Sen. John McCain called on National Security Agency chief Keith Alexander to quit over the damage done to U.S.-German relations by revelations that the NSA may have tapped Chancellor Angela Merkel’s mobile phone.
The disclosures and allegations meant it was time for a “wholesale housecleaning,” including a personal apology to Merkel by President Barack Obama, and repercussions for Alexander, McCain said in an interview with the German news magazine Der Spiegel published today.
“Of course he should resign, or be fired,” McCain said when asked if Alexander should quit. It’s “conceivable” that Obama didn’t know about the eavesdropping, “but the fact remains that he should have known it. Responsibility always stops at the president’s desk,” he added. “Knowing how angry Angela Merkel was, he should have apologized.”
Merkel called Obama last month to demand clarification after Spiegel reported that German authorities had enough information to confront the U.S. over suggestions that the NSA may have tapped Merkel’s personal mobile phone.
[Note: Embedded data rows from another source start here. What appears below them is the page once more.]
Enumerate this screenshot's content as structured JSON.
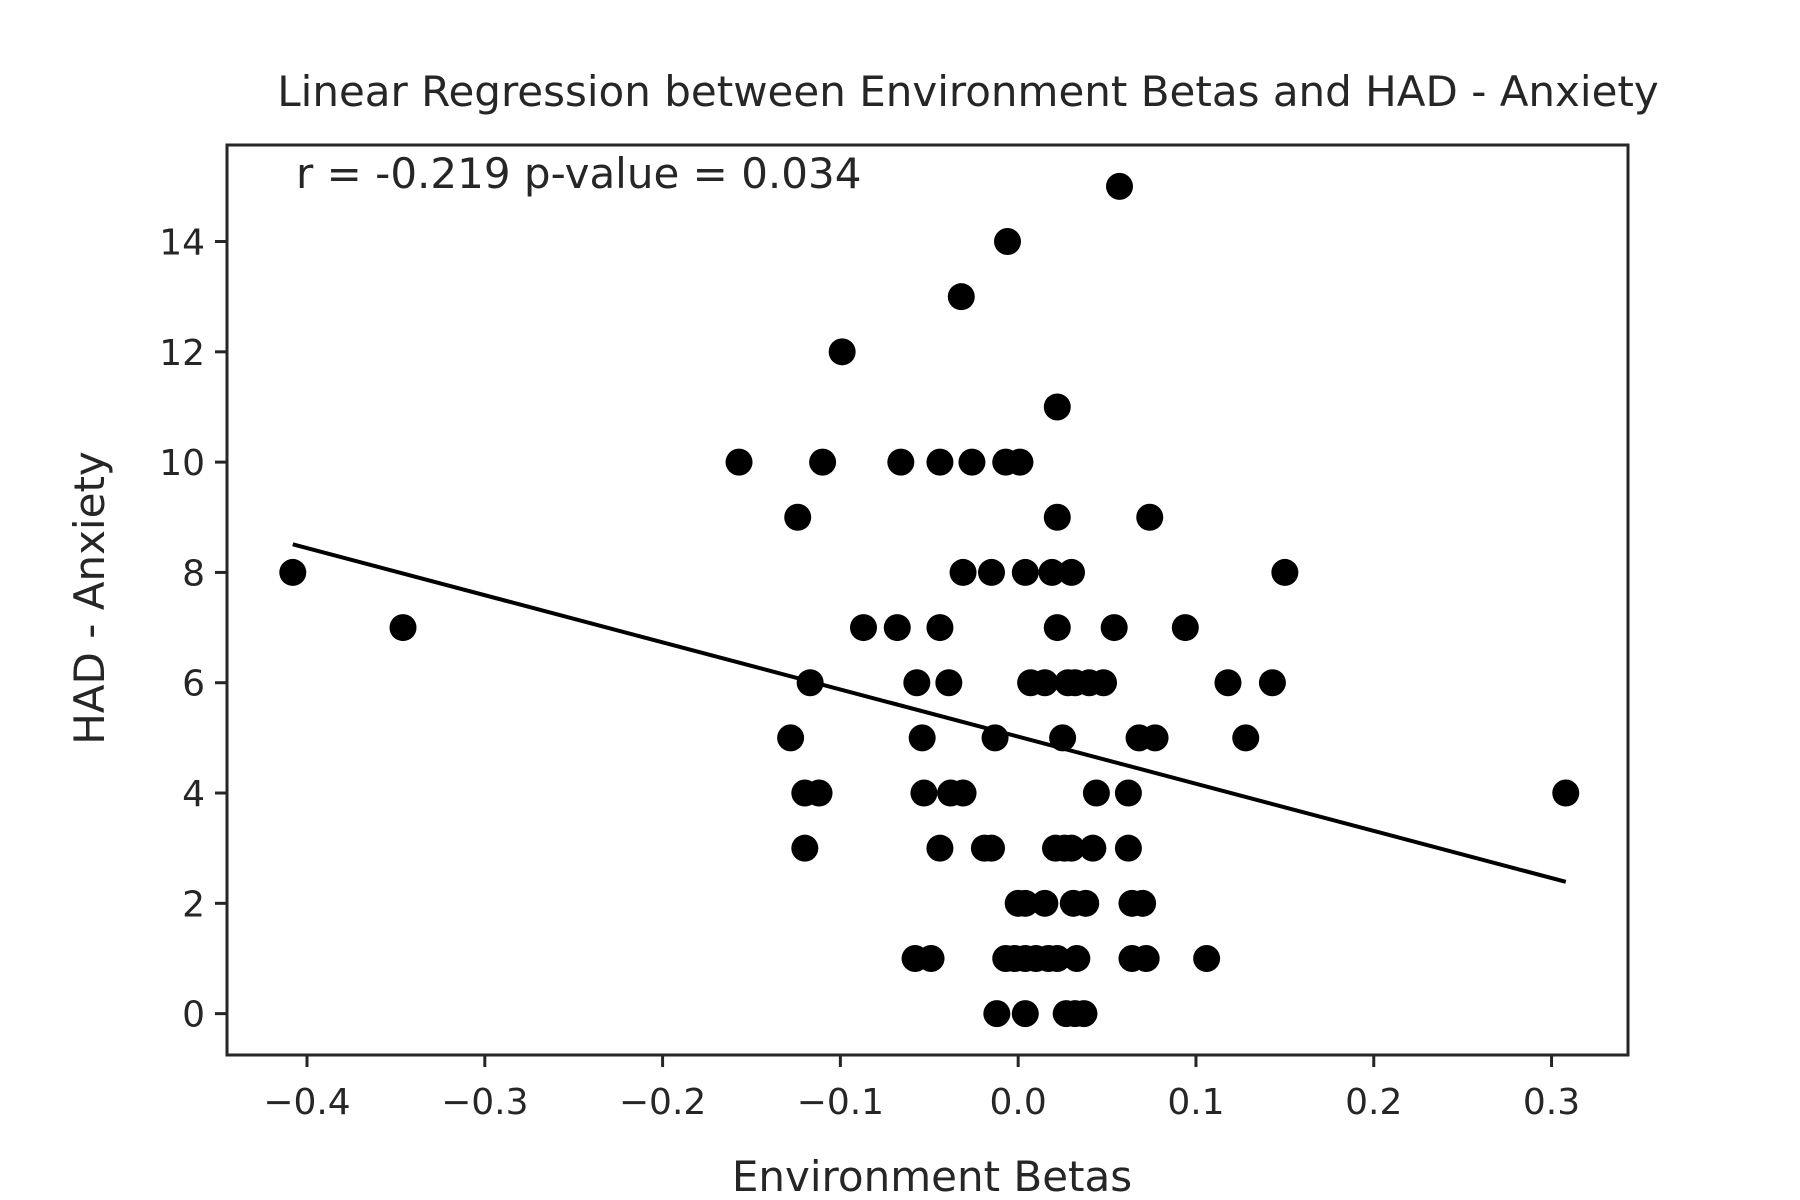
{
  "chart_data": {
    "type": "scatter",
    "title": "Linear Regression between Environment Betas and HAD - Anxiety",
    "xlabel": "Environment Betas",
    "ylabel": "HAD - Anxiety",
    "annotation": "r = -0.219  p-value = 0.034",
    "xlim": [
      -0.445,
      0.343
    ],
    "ylim": [
      -0.75,
      15.75
    ],
    "xticks": [
      -0.4,
      -0.3,
      -0.2,
      -0.1,
      0.0,
      0.1,
      0.2,
      0.3
    ],
    "xtick_labels": [
      "−0.4",
      "−0.3",
      "−0.2",
      "−0.1",
      "0.0",
      "0.1",
      "0.2",
      "0.3"
    ],
    "yticks": [
      0,
      2,
      4,
      6,
      8,
      10,
      12,
      14
    ],
    "ytick_labels": [
      "0",
      "2",
      "4",
      "6",
      "8",
      "10",
      "12",
      "14"
    ],
    "grid": false,
    "legend": false,
    "colors": {
      "points": "#000000",
      "fit_line": "#000000",
      "axes": "#262626"
    },
    "points": [
      {
        "x": -0.408,
        "y": 8
      },
      {
        "x": -0.346,
        "y": 7
      },
      {
        "x": -0.157,
        "y": 10
      },
      {
        "x": -0.124,
        "y": 9
      },
      {
        "x": -0.128,
        "y": 5
      },
      {
        "x": -0.117,
        "y": 6
      },
      {
        "x": -0.12,
        "y": 4
      },
      {
        "x": -0.112,
        "y": 4
      },
      {
        "x": -0.12,
        "y": 3
      },
      {
        "x": -0.11,
        "y": 10
      },
      {
        "x": -0.099,
        "y": 12
      },
      {
        "x": -0.087,
        "y": 7
      },
      {
        "x": -0.068,
        "y": 7
      },
      {
        "x": -0.066,
        "y": 10
      },
      {
        "x": -0.057,
        "y": 6
      },
      {
        "x": -0.054,
        "y": 5
      },
      {
        "x": -0.053,
        "y": 4
      },
      {
        "x": -0.058,
        "y": 1
      },
      {
        "x": -0.049,
        "y": 1
      },
      {
        "x": -0.044,
        "y": 10
      },
      {
        "x": -0.044,
        "y": 7
      },
      {
        "x": -0.044,
        "y": 3
      },
      {
        "x": -0.039,
        "y": 6
      },
      {
        "x": -0.038,
        "y": 4
      },
      {
        "x": -0.031,
        "y": 4
      },
      {
        "x": -0.032,
        "y": 13
      },
      {
        "x": -0.031,
        "y": 8
      },
      {
        "x": -0.026,
        "y": 10
      },
      {
        "x": -0.019,
        "y": 3
      },
      {
        "x": -0.015,
        "y": 3
      },
      {
        "x": -0.015,
        "y": 8
      },
      {
        "x": -0.013,
        "y": 5
      },
      {
        "x": -0.012,
        "y": 0
      },
      {
        "x": -0.006,
        "y": 14
      },
      {
        "x": -0.007,
        "y": 10
      },
      {
        "x": 0.001,
        "y": 10
      },
      {
        "x": -0.007,
        "y": 1
      },
      {
        "x": -0.002,
        "y": 1
      },
      {
        "x": 0.0,
        "y": 2
      },
      {
        "x": 0.004,
        "y": 2
      },
      {
        "x": 0.004,
        "y": 1
      },
      {
        "x": 0.004,
        "y": 0
      },
      {
        "x": 0.004,
        "y": 8
      },
      {
        "x": 0.007,
        "y": 6
      },
      {
        "x": 0.01,
        "y": 1
      },
      {
        "x": 0.015,
        "y": 6
      },
      {
        "x": 0.015,
        "y": 2
      },
      {
        "x": 0.017,
        "y": 1
      },
      {
        "x": 0.019,
        "y": 8
      },
      {
        "x": 0.021,
        "y": 3
      },
      {
        "x": 0.022,
        "y": 11
      },
      {
        "x": 0.022,
        "y": 9
      },
      {
        "x": 0.022,
        "y": 7
      },
      {
        "x": 0.022,
        "y": 1
      },
      {
        "x": 0.025,
        "y": 5
      },
      {
        "x": 0.026,
        "y": 3
      },
      {
        "x": 0.027,
        "y": 0
      },
      {
        "x": 0.028,
        "y": 6
      },
      {
        "x": 0.03,
        "y": 8
      },
      {
        "x": 0.03,
        "y": 3
      },
      {
        "x": 0.031,
        "y": 2
      },
      {
        "x": 0.032,
        "y": 6
      },
      {
        "x": 0.032,
        "y": 0
      },
      {
        "x": 0.033,
        "y": 1
      },
      {
        "x": 0.037,
        "y": 0
      },
      {
        "x": 0.038,
        "y": 2
      },
      {
        "x": 0.04,
        "y": 6
      },
      {
        "x": 0.042,
        "y": 3
      },
      {
        "x": 0.044,
        "y": 4
      },
      {
        "x": 0.048,
        "y": 6
      },
      {
        "x": 0.054,
        "y": 7
      },
      {
        "x": 0.057,
        "y": 15
      },
      {
        "x": 0.062,
        "y": 4
      },
      {
        "x": 0.062,
        "y": 3
      },
      {
        "x": 0.064,
        "y": 2
      },
      {
        "x": 0.064,
        "y": 1
      },
      {
        "x": 0.068,
        "y": 5
      },
      {
        "x": 0.07,
        "y": 2
      },
      {
        "x": 0.072,
        "y": 1
      },
      {
        "x": 0.074,
        "y": 9
      },
      {
        "x": 0.077,
        "y": 5
      },
      {
        "x": 0.094,
        "y": 7
      },
      {
        "x": 0.106,
        "y": 1
      },
      {
        "x": 0.118,
        "y": 6
      },
      {
        "x": 0.128,
        "y": 5
      },
      {
        "x": 0.143,
        "y": 6
      },
      {
        "x": 0.15,
        "y": 8
      },
      {
        "x": 0.308,
        "y": 4
      }
    ],
    "fit_line": {
      "x": [
        -0.408,
        0.308
      ],
      "y": [
        8.51,
        2.39
      ]
    }
  }
}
While the revelations risked a rift over broader U.S. surveillance of German citizens, Merkel’s government made clear last week that its trans-Atlantic relationship with the U.S. was paramount and would ride out the spying scandal.
McCain, a former presidential candidate who sits on both the Senate Committee on Foreign Relations and the Committee on Homeland Security and Government Affairs, said the allegations of phone tapping had overstepped “certain boundaries.”
He proposed the Obama administration set up a commission to make recommendations on intelligence gathering in the post-Sept. 11, 2011, world, including “credible people here and around the world” such as former U.S. Defense Secretary Robert Gates and ex-Secretary of State Condoleezza Rice.
“Friends spy on friends, we all know that, but there have to be certain boundaries,” McCain said. “Those boundaries were probably, to some degree, there because we didn’t have the capabilities we have now. But when you go to the point where you invade someone’s privacy, the leader of certainly Europe, if not one of the foremost leaders in the world, Angela Merkel, then it was a mistake.”
Asked how damaging it would be to U.S.-German relations if Germany were to grant asylum to former contractor Edward Snowden, the source of many of the intelligence leaks, McCain said that Merkel “would never consider such a thing.”
“We’re too good friends,” he said.
McCain’s spokesman didn’t immediately respond to an e-mail sent outside of U.S. office hours asking him to confirm the interview.